Cheatsheet: What backpropagation is really doing
The one idea that matters
Section titled “The one idea that matters”backpropagation = compute the gradient (every knob's wish) in one backward sweep by passing "what each layer wants" back to the layer before itBackprop is not training. It is the gradient-computation step that gradient descent (L7) then uses.
Why not brute force
Section titled “Why not brute force”Nudging each knob and re-running the network would cost ~13,000 forward passes per image. Hopeless. Backprop gets all ~13,000 wishes at once, for about the cost of one extra pass.
The intuition, in four moves
Section titled “The intuition, in four moves”- Read the output’s wishes. Each output neuron wants to move toward its desired value. (Image is “3”: the “3” neuron wants up, an over-firing “4” wants down, the rest are roughly content.)
- Three ways to grant a wish (from the L3 neuron formula): raise the bias, raise weights on already-bright inputs, or wish the previous layer were more/less active.
- The third wish rolls backward. A neuron cannot set earlier activations directly, so its wish becomes a request to the previous layer. Summed over all neurons, each previous-layer neuron gets one net wish.
- Repeat to the front. Those become the previous layer’s desires, propagated backward layer by layer.
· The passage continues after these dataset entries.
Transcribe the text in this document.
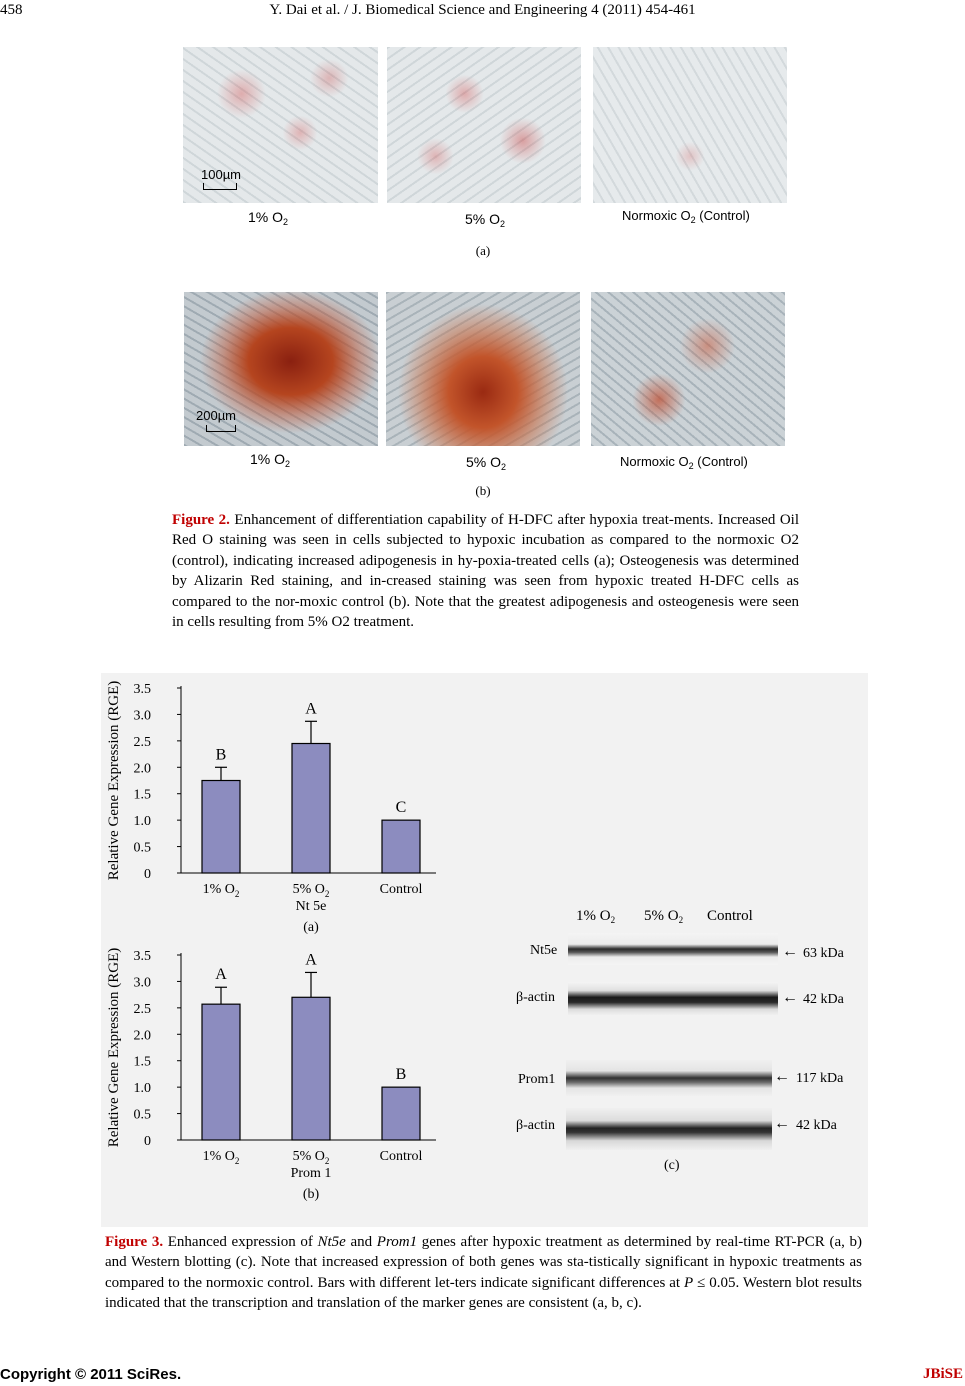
458	Y. Dai et al. / J. Biomedical Science and Engineering 4 (2011) 454-461
100µm
1% $O_2$	5% $O_2$
Normoxic $O_2$ (Control)
(a)
200µm
1% $O_2$	5% $O_2$	Normoxic $O_2$ (Control)
(b)
Figure 2. Enhancement of differentiation capability of H-DFC after hypoxia treat-ments. Increased Oil Red O staining was seen in cells subjected to hypoxic incubation as compared to the normoxic O2 (control), indicating increased adipogenesis in hy-poxia-treated cells (a); Osteogenesis was determined by Alizarin Red staining, and in-creased staining was seen from hypoxic treated H-DFC cells as compared to the nor-moxic control (b). Note that the greatest adipogenesis and osteogenesis were seen in cells resulting from 5% O2 treatment.
0
0.5
1.0
1.5
2.0
2.5
3.0
3.5
Relative Gene Expression (RGE)	B
1% $O_2$
A
5% $O_2$
C
Control
Nt 5e
(a)
0
0.5
1.0
1.5
2.0
2.5
3.0
3.5
Relative Gene Expression (RGE)	A
1% $O_2$
A
5% $O_2$
B
Control
Prom 1
(b)
1% $O_2$ 5% $O_2$ Control
Nt5e	← 63 kDa
β-actin	← 42 kDa
Prom1	← 117 kDa
β-actin	← 42 kDa
(c)
Figure 3. Enhanced expression of Nt5e and Prom1 genes after hypoxic treatment as determined by real-time RT-PCR (a, b) and Western blotting (c). Note that increased expression of both genes was sta-tistically significant in hypoxic treatments as compared to the normoxic control. Bars with different let-ters indicate significant differences at P ≤ 0.05. Western blot results indicated that the transcription and translation of the marker genes are consistent (a, b, c).
Copyright © 2011 SciRes.	JBiSE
The literal meaning of “backpropagation.”
The full training loop
Section titled “The full training loop”1. Forward pass run an image through → output2. Cost compare output to desired answer3. Backward pass backprop → every knob's wish (the gradient)4. Step nudge every knob per the gradient (gradient descent)5. Next example, repeatThe averaging effect
Section titled “The averaging effect”One image’s wishes are self-serving (a “3” wants “see everything as 3”). The real step averages wishes over many examples: consistent pulls survive, quirks cancel. This is why learning needs lots of data.
Why it is efficient
Section titled “Why it is efficient”| Approach | Cost to get the gradient |
|---|---|
| Nudge each knob, re-run | ~13,000 forward passes per image |
| Backpropagation | 1 forward + 1 backward pass (~2x one pass) |
That efficiency is what makes training large networks possible at all.
Pitfalls to dodge
Section titled “Pitfalls to dodge”- “Backprop is the learning.” No. It computes the gradient; gradient descent takes the step.
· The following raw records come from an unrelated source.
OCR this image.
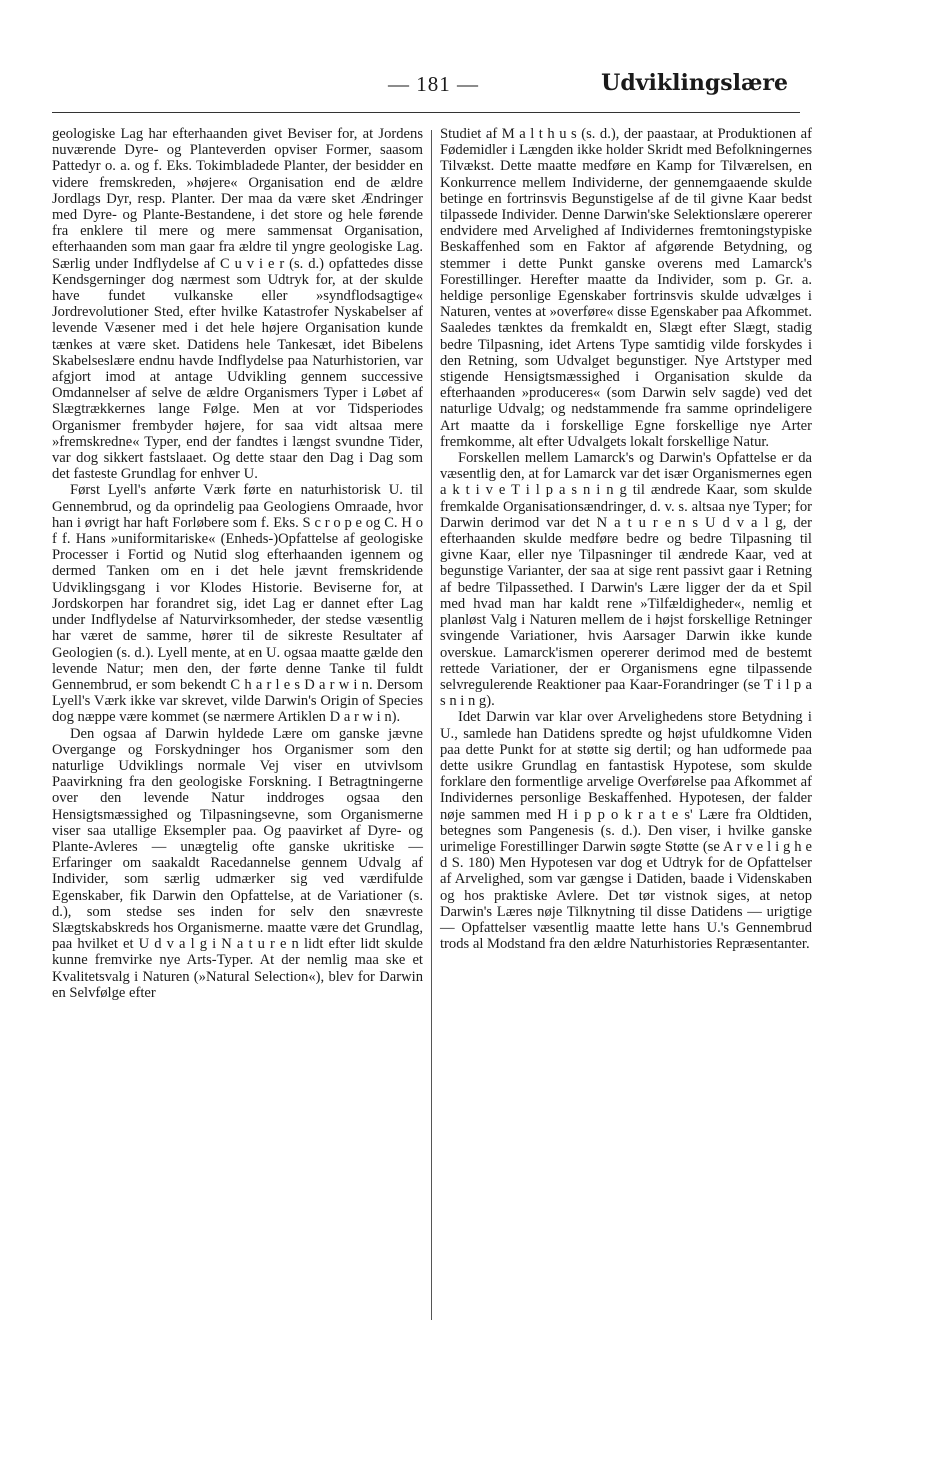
— 181 —	Udviklingslære

geologiske Lag har efterhaanden givet Beviser for, at Jordens nuværende Dyre- og Planteverden opviser Former, saasom Pattedyr o. a. og f. Eks. Tokimbladede Planter, der besidder en videre fremskreden, »højere« Organisation end de ældre Jordlags Dyr, resp. Planter. Der maa da være sket Ændringer med Dyre- og Plante-Bestandene, i det store og hele førende fra enklere til mere og mere sammensat Organisation, efterhaanden som man gaar fra ældre til yngre geologiske Lag. Særlig under Indflydelse af C u v i e r (s. d.) opfattedes disse Kendsgerninger dog nærmest som Udtryk for, at der skulde have fundet vulkanske eller »syndflodsagtige« Jordrevolutioner Sted, efter hvilke Katastrofer Nyskabelser af levende Væsener med i det hele højere Organisation kunde tænkes at være sket. Datidens hele Tankesæt, idet Bibelens Skabelseslære endnu havde Indflydelse paa Naturhistorien, var afgjort imod at antage Udvikling gennem successive Omdannelser af selve de ældre Organismers Typer i Løbet af Slægtrækkernes lange Følge. Men at vor Tidsperiodes Organismer frembyder højere, for saa vidt altsaa mere »fremskredne« Typer, end der fandtes i længst svundne Tider, var dog sikkert fastslaaet. Og dette staar den Dag i Dag som det fasteste Grundlag for enhver U.

Først Lyell's anførte Værk førte en naturhistorisk U. til Gennembrud, og da oprindelig paa Geologiens Omraade, hvor han i øvrigt har haft Forløbere som f. Eks. S c r o p e og C. H o f f. Hans »uniformitariske« (Enheds-)Opfattelse af geologiske Processer i Fortid og Nutid slog efterhaanden igennem og dermed Tanken om en i det hele jævnt fremskridende Udviklingsgang i vor Klodes Historie. Beviserne for, at Jordskorpen har forandret sig, idet Lag er dannet efter Lag under Indflydelse af Naturvirksomheder, der stedse væsentlig har været de samme, hører til de sikreste Resultater af Geologien (s. d.). Lyell mente, at en U. ogsaa maatte gælde den levende Natur; men den, der førte denne Tanke til fuldt Gennembrud, er som bekendt C h a r l e s D a r w i n. Dersom Lyell's Værk ikke var skrevet, vilde Darwin's Origin of Species dog næppe være kommet (se nærmere Artiklen D a r w i n).

Den ogsaa af Darwin hyldede Lære om ganske jævne Overgange og Forskydninger hos Organismer som den naturlige Udviklings normale Vej viser en utvivlsom Paavirkning fra den geologiske Forskning. I Betragtningerne over den levende Natur inddroges ogsaa den Hensigtsmæssighed og Tilpasningsevne, som Organismerne viser saa utallige Eksempler paa. Og paavirket af Dyre- og Plante-Avleres — unægtelig ofte ganske ukritiske — Erfaringer om saakaldt Racedannelse gennem Udvalg af Individer, som særlig udmærker sig ved værdifulde Egenskaber, fik Darwin den Opfattelse, at de Variationer (s. d.), som stedse ses inden for selv den snævreste Slægtskabskreds hos Organismerne. maatte være det Grundlag, paa hvilket et U d v a l g i N a t u r e n lidt efter lidt skulde kunne fremvirke nye Arts-Typer. At der nemlig maa ske et Kvalitetsvalg i Naturen (»Natural Selection«), blev for Darwin en Selvfølge efter

Studiet af M a l t h u s (s. d.), der paastaar, at Produktionen af Fødemidler i Længden ikke holder Skridt med Befolkningernes Tilvækst. Dette maatte medføre en Kamp for Tilværelsen, en Konkurrence mellem Individerne, der gennemgaaende skulde betinge en fortrinsvis Begunstigelse af de til givne Kaar bedst tilpassede Individer. Denne Darwin'ske Selektionslære opererer endvidere med Arvelighed af Individernes fremtoningstypiske Beskaffenhed som en Faktor af afgørende Betydning, og stemmer i dette Punkt ganske overens med Lamarck's Forestillinger. Herefter maatte da Individer, som p. Gr. a. heldige personlige Egenskaber fortrinsvis skulde udvælges i Naturen, ventes at »overføre« disse Egenskaber paa Afkommet. Saaledes tænktes da fremkaldt en, Slægt efter Slægt, stadig bedre Tilpasning, idet Artens Type samtidig vilde forskydes i den Retning, som Udvalget begunstiger. Nye Artstyper med stigende Hensigtsmæssighed i Organisation skulde da efterhaanden »produceres« (som Darwin selv sagde) ved det naturlige Udvalg; og nedstammende fra samme oprindeligere Art maatte da i forskellige Egne forskellige nye Arter fremkomme, alt efter Udvalgets lokalt forskellige Natur.

Forskellen mellem Lamarck's og Darwin's Opfattelse er da væsentlig den, at for Lamarck var det især Organismernes egen a k t i v e T i l p a s n i n g til ændrede Kaar, som skulde fremkalde Organisationsændringer, d. v. s. altsaa nye Typer; for Darwin derimod var det N a t u r e n s U d v a l g, der efterhaanden skulde medføre bedre og bedre Tilpasning til givne Kaar, eller nye Tilpasninger til ændrede Kaar, ved at begunstige Varianter, der saa at sige rent passivt gaar i Retning af bedre Tilpassethed. I Darwin's Lære ligger der da et Spil med hvad man har kaldt rene »Tilfældigheder«, nemlig et planløst Valg i Naturen mellem de i højst forskellige Retninger svingende Variationer, hvis Aarsager Darwin ikke kunde overskue. Lamarck'ismen opererer derimod med de bestemt rettede Variationer, der er Organismens egne tilpassende selvregulerende Reaktioner paa Kaar-Forandringer (se T i l p a s n i n g).

Idet Darwin var klar over Arvelighedens store Betydning i U., samlede han Datidens spredte og højst ufuldkomne Viden paa dette Punkt for at støtte sig dertil; og han udformede paa dette usikre Grundlag en fantastisk Hypotese, som skulde forklare den formentlige arvelige Overførelse paa Afkommet af Individernes personlige Beskaffenhed. Hypotesen, der falder nøje sammen med H i p p o k r a t e s' Lære fra Oldtiden, betegnes som Pangenesis (s. d.). Den viser, i hvilke ganske urimelige Forestillinger Darwin søgte Støtte (se A r v e l i g h e d S. 180) Men Hypotesen var dog et Udtryk for de Opfattelser af Arvelighed, som var gængse i Datiden, baade i Videnskaben og hos praktiske Avlere. Det tør vistnok siges, at netop Darwin's Læres nøje Tilknytning til disse Datidens — urigtige — Opfattelser væsentlig maatte lette hans U.'s Gennembrud trods al Modstand fra den ældre Naturhistories Repræsentanter.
- “One example trains the network.” No. Wishes are averaged over many; consistent patterns win.
- “The flow is forward.” No. Output is forward; the gradient is computed backward.
- “Neurons set earlier activations.” No. They adjust their own bias and weights and wish the previous layer were different. That wish is what propagates back.
The one-line version
Section titled “The one-line version”Backpropagation is the network passing the blame backward: each layer tells the one before it how it wishes things had been different, in a single sweep.